Programming Presentation Flashcards
Fantasy Premier League (FPL) has seen huge growth in the past few years, now with over 10 million users signed up
Fantasy Premier League (FPL) is a popular game that now has >10 million participants. Users can set up private leagues with friends and family, giving the game an additional competitive flavour.
Players receive points on FPL based on their contributions in a game, points are awarded for goals, assists, clean sheets etc.
The game is based on actual Premier League matches, where players are awarded points according to their individual contributions and team results.
The use of data is becoming more common for FPL players trying to gain an edge over their private league rivals, this was the basis for my project
The use of data and AI is becoming more common as FPL players try to gain an edge over their opponents. The aim of my project was to analyse data through a series of plots that would aid with the team selection process and help determine which stats are the most important to consider when selecting an FPL team.
I used 3 datasets in my analysis, one of which was used to produce the majority of the visualisations while the other two were used to construct one piece of analysis each
I carried out the bulk of my analysis on a dataset that included relevant FPL stats about every player in the Premier League. I also made use of two other datasets, one included expected goals information about every Premier League player who had made an appearance in each of the last 5 seasons, and the other consisted of fixture difficulty ratings for each teams’ next 10 games.
Everyone starts with a 100m budget and must select 15 players - priced based on their performances in the previous season
FPL players start with a fixed budget with which they must purchase players for their team, priced according to their previous seasons’ form. Thus, the first metric I thought would be useful to consider is value of football players in terms of points per million.
Maximising return on investment leads to maximum points (when full budget is used): Points per Million metric displays best value players
There is a clear advantage to selecting players that give the best return on investment, i.e. the best points:cost ratio. By plotting the top players in terms of this metric, while also excluding players below a certain threshold of total points, the players worth considering for selection are displayed clearly in a simple bar chart.

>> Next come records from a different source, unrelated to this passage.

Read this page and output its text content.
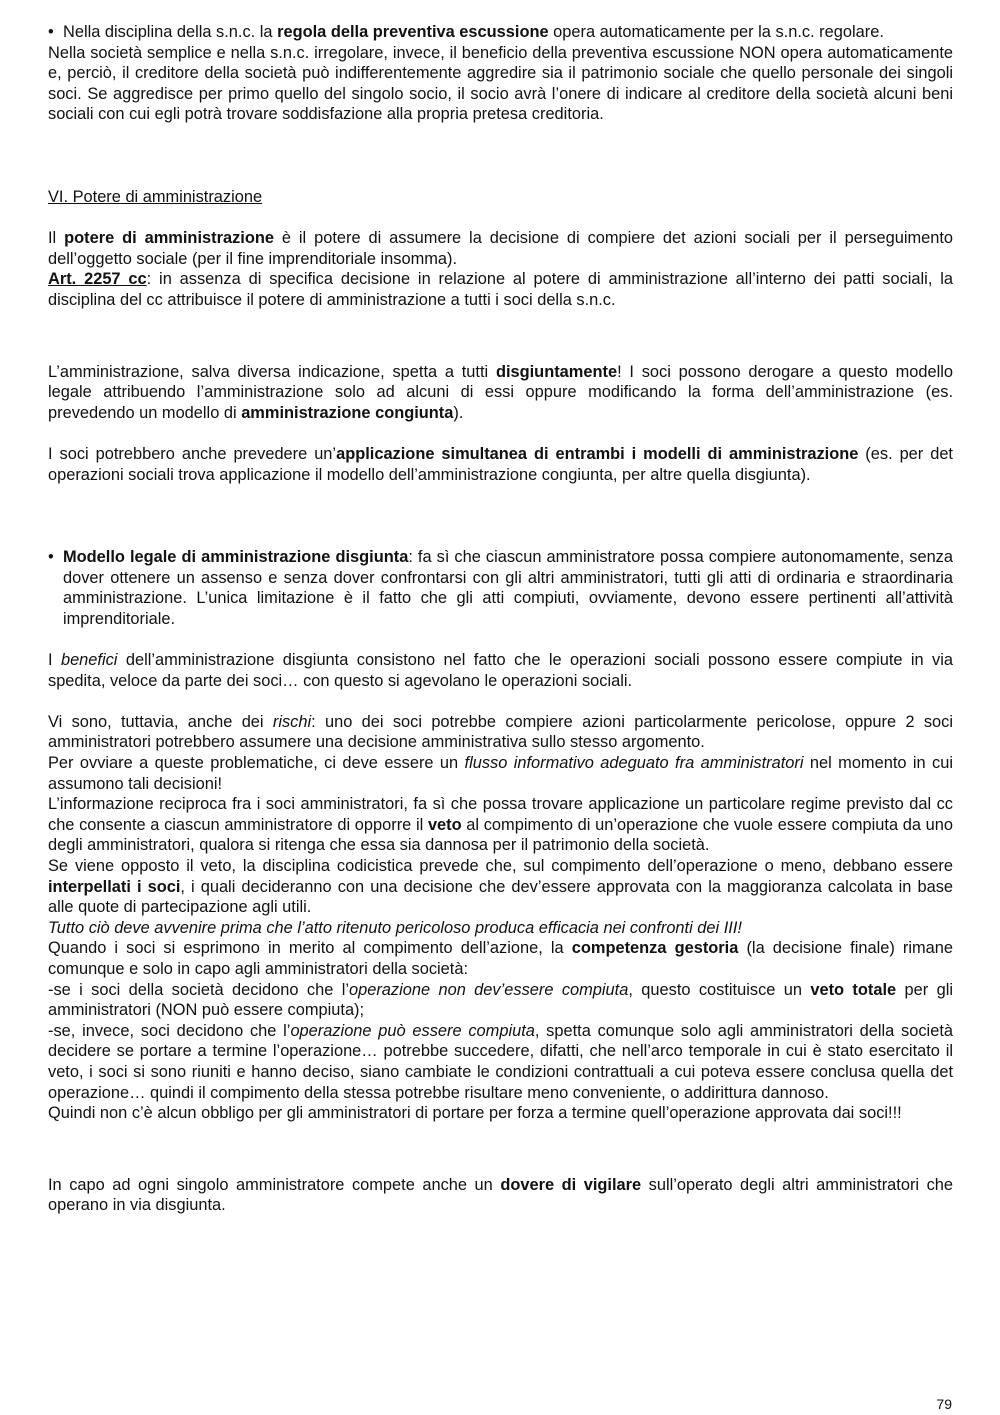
• Nella disciplina della s.n.c. la regola della preventiva escussione opera automaticamente per la s.n.c. regolare.

Nella società semplice e nella s.n.c. irregolare, invece, il beneficio della preventiva escussione NON opera automaticamente e, perciò, il creditore della società può indifferentemente aggredire sia il patrimonio sociale che quello personale dei singoli soci. Se aggredisce per primo quello del singolo socio, il socio avrà l’onere di indicare al creditore della società alcuni beni sociali con cui egli potrà trovare soddisfazione alla propria pretesa creditoria.

VI. Potere di amministrazione

Il potere di amministrazione è il potere di assumere la decisione di compiere det azioni sociali per il perseguimento dell’oggetto sociale (per il fine imprenditoriale insomma).

Art. 2257 cc: in assenza di specifica decisione in relazione al potere di amministrazione all’interno dei patti sociali, la disciplina del cc attribuisce il potere di amministrazione a tutti i soci della s.n.c.

L’amministrazione, salva diversa indicazione, spetta a tutti disgiuntamente! I soci possono derogare a questo modello legale attribuendo l’amministrazione solo ad alcuni di essi oppure modificando la forma dell’amministrazione (es. prevedendo un modello di amministrazione congiunta).

I soci potrebbero anche prevedere un’applicazione simultanea di entrambi i modelli di amministrazione (es. per det operazioni sociali trova applicazione il modello dell’amministrazione congiunta, per altre quella disgiunta).

• Modello legale di amministrazione disgiunta: fa sì che ciascun amministratore possa compiere autonomamente, senza dover ottenere un assenso e senza dover confrontarsi con gli altri amministratori, tutti gli atti di ordinaria e straordinaria amministrazione. L’unica limitazione è il fatto che gli atti compiuti, ovviamente, devono essere pertinenti all’attività imprenditoriale.

I benefici dell’amministrazione disgiunta consistono nel fatto che le operazioni sociali possono essere compiute in via spedita, veloce da parte dei soci… con questo si agevolano le operazioni sociali.

Vi sono, tuttavia, anche dei rischi: uno dei soci potrebbe compiere azioni particolarmente pericolose, oppure 2 soci amministratori potrebbero assumere una decisione amministrativa sullo stesso argomento.

Per ovviare a queste problematiche, ci deve essere un flusso informativo adeguato fra amministratori nel momento in cui assumono tali decisioni!

L’informazione reciproca fra i soci amministratori, fa sì che possa trovare applicazione un particolare regime previsto dal cc che consente a ciascun amministratore di opporre il veto al compimento di un’operazione che vuole essere compiuta da uno degli amministratori, qualora si ritenga che essa sia dannosa per il patrimonio della società.

Se viene opposto il veto, la disciplina codicistica prevede che, sul compimento dell’operazione o meno, debbano essere interpellati i soci, i quali decideranno con una decisione che dev’essere approvata con la maggioranza calcolata in base alle quote di partecipazione agli utili.

Tutto ciò deve avvenire prima che l’atto ritenuto pericoloso produca efficacia nei confronti dei III!

Quando i soci si esprimono in merito al compimento dell’azione, la competenza gestoria (la decisione finale) rimane comunque e solo in capo agli amministratori della società:

-se i soci della società decidono che l’operazione non dev’essere compiuta, questo costituisce un veto totale per gli amministratori (NON può essere compiuta);

-se, invece, soci decidono che l’operazione può essere compiuta, spetta comunque solo agli amministratori della società decidere se portare a termine l’operazione… potrebbe succedere, difatti, che nell’arco temporale in cui è stato esercitato il veto, i soci si sono riuniti e hanno deciso, siano cambiate le condizioni contrattuali a cui poteva essere conclusa quella det operazione… quindi il compimento della stessa potrebbe risultare meno conveniente, o addirittura dannoso.

Quindi non c’è alcun obbligo per gli amministratori di portare per forza a termine quell’operazione approvata dai soci!!!

In capo ad ogni singolo amministratore compete anche un dovere di vigilare sull’operato degli altri amministratori che operano in via disgiunta.

79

Players with cheap price tags are favoured, some of the best performers score poorly by this metric because they are so expensive
From the plot, it is clear that players who have a cheap price tag are favoured. While this is useful for indicating value for money, some of the highest point scorers during this season so far, such as Salah and Haaland, score poorly by this metric, because, as historically the best performing players, they are the most expensive.

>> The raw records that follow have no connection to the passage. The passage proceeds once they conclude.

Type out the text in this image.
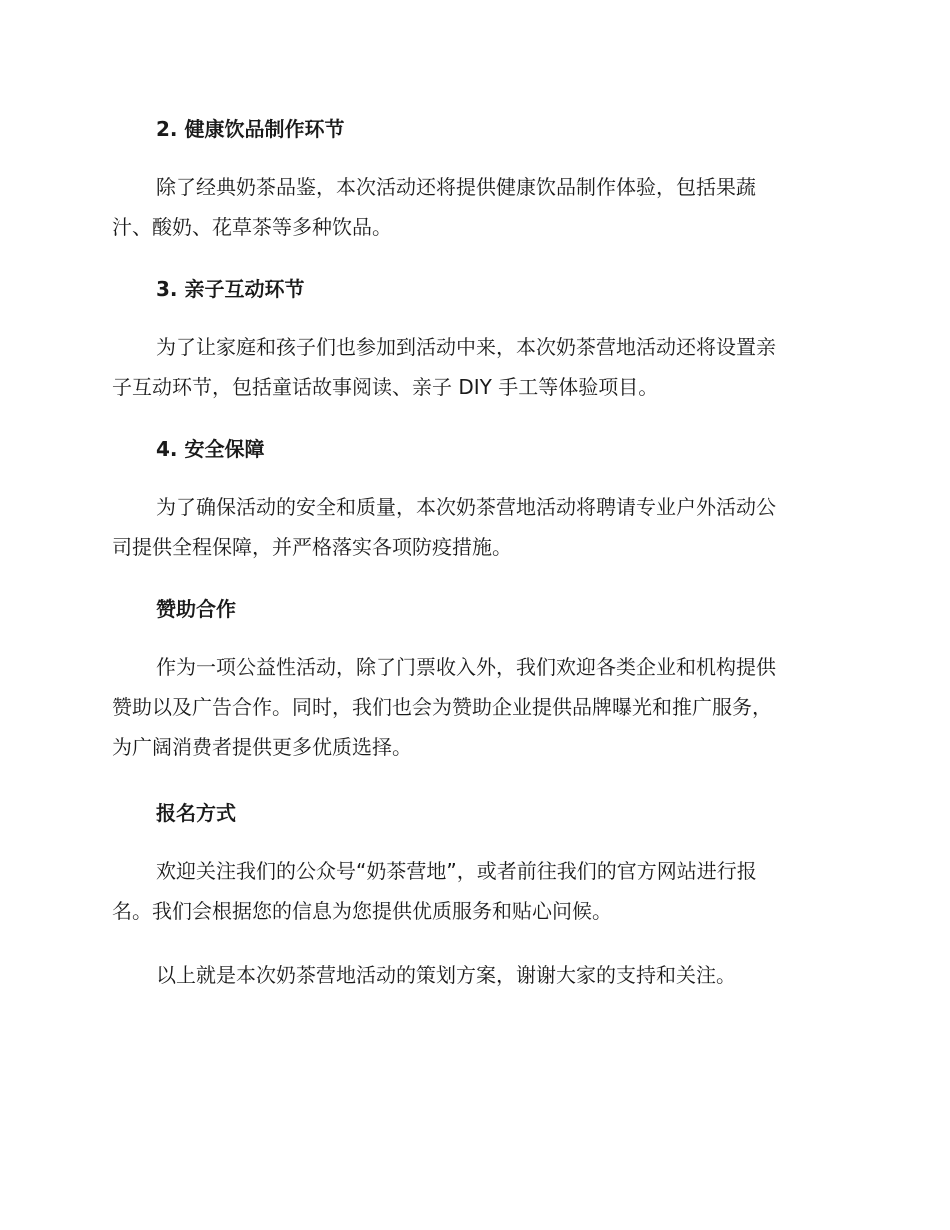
2. 健康饮品制作环节
除了经典奶茶品鉴，本次活动还将提供健康饮品制作体验，包括果蔬
汁、酸奶、花草茶等多种饮品。
3. 亲子互动环节
为了让家庭和孩子们也参加到活动中来，本次奶茶营地活动还将设置亲
子互动环节，包括童话故事阅读、亲子 DIY 手工等体验项目。
4. 安全保障
为了确保活动的安全和质量，本次奶茶营地活动将聘请专业户外活动公
司提供全程保障，并严格落实各项防疫措施。
赞助合作
作为一项公益性活动，除了门票收入外，我们欢迎各类企业和机构提供
赞助以及广告合作。同时，我们也会为赞助企业提供品牌曝光和推广服务，
为广阔消费者提供更多优质选择。
报名方式
欢迎关注我们的公众号“奶茶营地”，或者前往我们的官方网站进行报
名。我们会根据您的信息为您提供优质服务和贴心问候。
以上就是本次奶茶营地活动的策划方案，谢谢大家的支持和关注。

This metric can’t be used in isolation, total points among other metrics need to be considered as well
So, while maximising points per million is important, the metric can’t be used in isolation, and total points has to be considered as well.
Total points alone discriminates against players who are returning from injury, points per 90 is more informative of how a player scores when they actually play
The problem with total points as a metric is that it doesn’t consider players whose seasons have been affected by injury. This led me to question whether points per 90 (minutes) could be a more informative criterion for selection as it would highlight players who returned well while on the pitch.
The problem with points per 90 is that it can favour players who aren’t consistent starters, so it won’t translate to total points in these cases
A possible problem with this approach is that it could also highlight players who have very limited game time not because of injury, but because of their inability to hold down a starting position for their club. To determine whether points per 90 is an appropriate parameter by which to select a team, I plotted a scatter graph to see if it reflected total points appropriately. From this initial plot, it was clear that players with only limited game time were favoured.
The use of another stat, starts per 90, allows for exclusion of players who don’t start even when fit (edges in green)
To get around this, I made use of another stat - starts per 90 – that was included in my primary dataset. This indicated how often players started the matches in which they played. Using a condition of minimum starts per 90 I was able to identify players who are unlikely to play many minutes even when fit by highlighting their point’s edges in green. Thus the plot helps point out players who play most of the time and who deliver the most points during that game time.
Fixtures can influence players’ performance massively: players who normally wouldn’t be worth considering for selection can be great picks when they have an ‘easy’ run of fixtures
Although points per 90 and points per million are very important, fixtures (i.e. which team the selected player is playing against in any given game week) can influence the scoring of points dramatically. Thus even the players ranked highest by the above metrics often perform worse when facing tougher opponents
Fixtures are ranked from 1-5 using a model, with 1 being the easiest and 5 being the hardest
Fixtures are ranked from 1-5, with 1 being the easiest and 5 being the hardest. A colour coordinated layered bar chart nicely displays fixture difficulties over the next 3, 6 and 10 game weeks, and helps to make informed choices about the best teams to select players from (at any point during the season).
The graph shows that Brighton (BHA) have a good run of fixtures over short and medium term
For example, from the graph it can be seen that Brighton have a run of easier games approaching and so Brighton players should be prioritised for selection in the short term.
Expected goals (xG) is a metric that measures the probability that a specific chance will be converted, with 0 being no chance of scoring and 1 being a guaranteed goal
Amongst the emerging metrics from football-related data is Expected goals (or xG), which is now widely used. It effectively measures the probability that a given chance will be scored, returning a decimal between 0 and 1.xG is used cumulatively over the course of the season and thus reflects the quality of chances a player is getting.